I had serious conversations with myself at the beginning of the year when I knew it was time to get busy on my Quilt National entry, which is due in early September. My problem was having three distinct bodies of work.
One was the “postage quilts” like those at the top of the right column of this page. I liked that work a lot, had had very good luck with it recently in juried competitions (Quilt National ’09 and Fiberart International 2010), and had two new ones in progress.
A second one was the fine-line piecing that I have been doing for several years, most recently a couple of huge quilts for an invitational exhibit curated by Nancy Crow. Earlier quilts from this body of work had a so-so record with juries, accepted in two nice shows (one of these, Crazed 1, is shown farther down in the right-hand column) but rejected in two others, including Quilt Visions, but I thought I was on a roll coming off the year of work I had put into the latest pieces.

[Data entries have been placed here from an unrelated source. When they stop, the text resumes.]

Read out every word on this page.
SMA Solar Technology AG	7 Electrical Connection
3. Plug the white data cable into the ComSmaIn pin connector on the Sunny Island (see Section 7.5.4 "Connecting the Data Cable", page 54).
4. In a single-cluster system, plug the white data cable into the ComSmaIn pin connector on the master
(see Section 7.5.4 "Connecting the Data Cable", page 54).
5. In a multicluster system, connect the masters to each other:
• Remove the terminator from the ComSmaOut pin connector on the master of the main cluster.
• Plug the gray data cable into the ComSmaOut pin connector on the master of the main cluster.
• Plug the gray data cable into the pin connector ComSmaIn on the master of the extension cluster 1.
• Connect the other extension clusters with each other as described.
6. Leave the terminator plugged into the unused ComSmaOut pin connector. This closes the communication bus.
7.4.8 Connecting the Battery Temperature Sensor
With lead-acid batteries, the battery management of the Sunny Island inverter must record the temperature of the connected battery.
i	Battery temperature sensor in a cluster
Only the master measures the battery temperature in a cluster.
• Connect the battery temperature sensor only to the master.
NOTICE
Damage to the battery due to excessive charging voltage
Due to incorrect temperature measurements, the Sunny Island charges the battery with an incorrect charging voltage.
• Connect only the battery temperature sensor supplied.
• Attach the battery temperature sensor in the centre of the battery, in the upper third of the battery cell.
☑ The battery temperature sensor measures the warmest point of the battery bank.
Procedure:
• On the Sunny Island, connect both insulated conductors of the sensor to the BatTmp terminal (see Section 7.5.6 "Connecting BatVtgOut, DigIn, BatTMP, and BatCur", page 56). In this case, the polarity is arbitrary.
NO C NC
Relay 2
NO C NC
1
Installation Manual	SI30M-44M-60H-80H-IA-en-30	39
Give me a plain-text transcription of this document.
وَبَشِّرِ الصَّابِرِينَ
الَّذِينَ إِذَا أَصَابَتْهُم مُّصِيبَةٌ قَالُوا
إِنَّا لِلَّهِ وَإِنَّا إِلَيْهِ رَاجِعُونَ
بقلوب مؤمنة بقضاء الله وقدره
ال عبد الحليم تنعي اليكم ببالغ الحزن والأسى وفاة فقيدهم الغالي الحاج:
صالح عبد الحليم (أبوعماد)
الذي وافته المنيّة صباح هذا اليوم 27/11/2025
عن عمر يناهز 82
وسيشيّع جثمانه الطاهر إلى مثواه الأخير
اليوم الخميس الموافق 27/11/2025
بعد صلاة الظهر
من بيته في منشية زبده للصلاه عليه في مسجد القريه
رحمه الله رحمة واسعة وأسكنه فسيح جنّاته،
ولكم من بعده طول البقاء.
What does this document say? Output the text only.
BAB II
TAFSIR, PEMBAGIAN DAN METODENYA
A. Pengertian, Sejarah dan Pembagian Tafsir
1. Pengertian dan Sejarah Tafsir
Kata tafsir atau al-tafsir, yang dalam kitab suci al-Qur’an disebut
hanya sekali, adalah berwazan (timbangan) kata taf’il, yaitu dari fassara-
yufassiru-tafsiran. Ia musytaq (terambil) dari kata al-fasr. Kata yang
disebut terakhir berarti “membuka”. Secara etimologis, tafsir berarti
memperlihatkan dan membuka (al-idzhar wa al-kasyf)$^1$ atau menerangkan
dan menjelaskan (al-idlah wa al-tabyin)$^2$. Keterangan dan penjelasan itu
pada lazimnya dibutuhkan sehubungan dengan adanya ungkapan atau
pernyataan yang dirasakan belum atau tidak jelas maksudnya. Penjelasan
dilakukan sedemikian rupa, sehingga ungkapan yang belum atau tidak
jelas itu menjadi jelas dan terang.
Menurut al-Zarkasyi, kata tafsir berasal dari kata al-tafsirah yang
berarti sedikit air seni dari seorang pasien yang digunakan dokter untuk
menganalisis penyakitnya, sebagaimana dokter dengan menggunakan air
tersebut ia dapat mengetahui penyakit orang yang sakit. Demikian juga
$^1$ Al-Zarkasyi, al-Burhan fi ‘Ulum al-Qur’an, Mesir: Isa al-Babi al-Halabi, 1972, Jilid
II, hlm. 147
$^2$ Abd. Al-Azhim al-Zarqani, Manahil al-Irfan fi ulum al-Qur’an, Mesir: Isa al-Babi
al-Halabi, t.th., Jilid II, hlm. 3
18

A third one was a new 3-D approach that I had been thinking about but had not yet executed. I thought it would be exciting and different, and would probably appeal to juries because it wasn’t like everything else they would be looking at; even if it wasn’t great it would get extra points for originality.
I knew I wanted to submit all three entries from the same type of work, but which one to choose? After much agonizing I decided to go with the fine-line piecing. Perhaps I was foolish to abandon the postage quilts, which were on a winning streak. But I want my quilting persona to be firmly grounded in piecing rather than in “novelty” approaches, and three novelty quilts in a row in big shows might dangerously signal that I had abandoned my roots. Similarly, I thought it was too risky to spend eight months on a totally new approach that might turn out to be a failed experiment.
I suspect a lot of other quilters have gone or are going through similar agonies of decision-making about Quilt National, either several months ago as they decided what to work on this year, or now as they decide which of their finished works they will use for their entry. And the joke is that we have no idea why a particular juror, or a particular jury, is going to decide yes or no.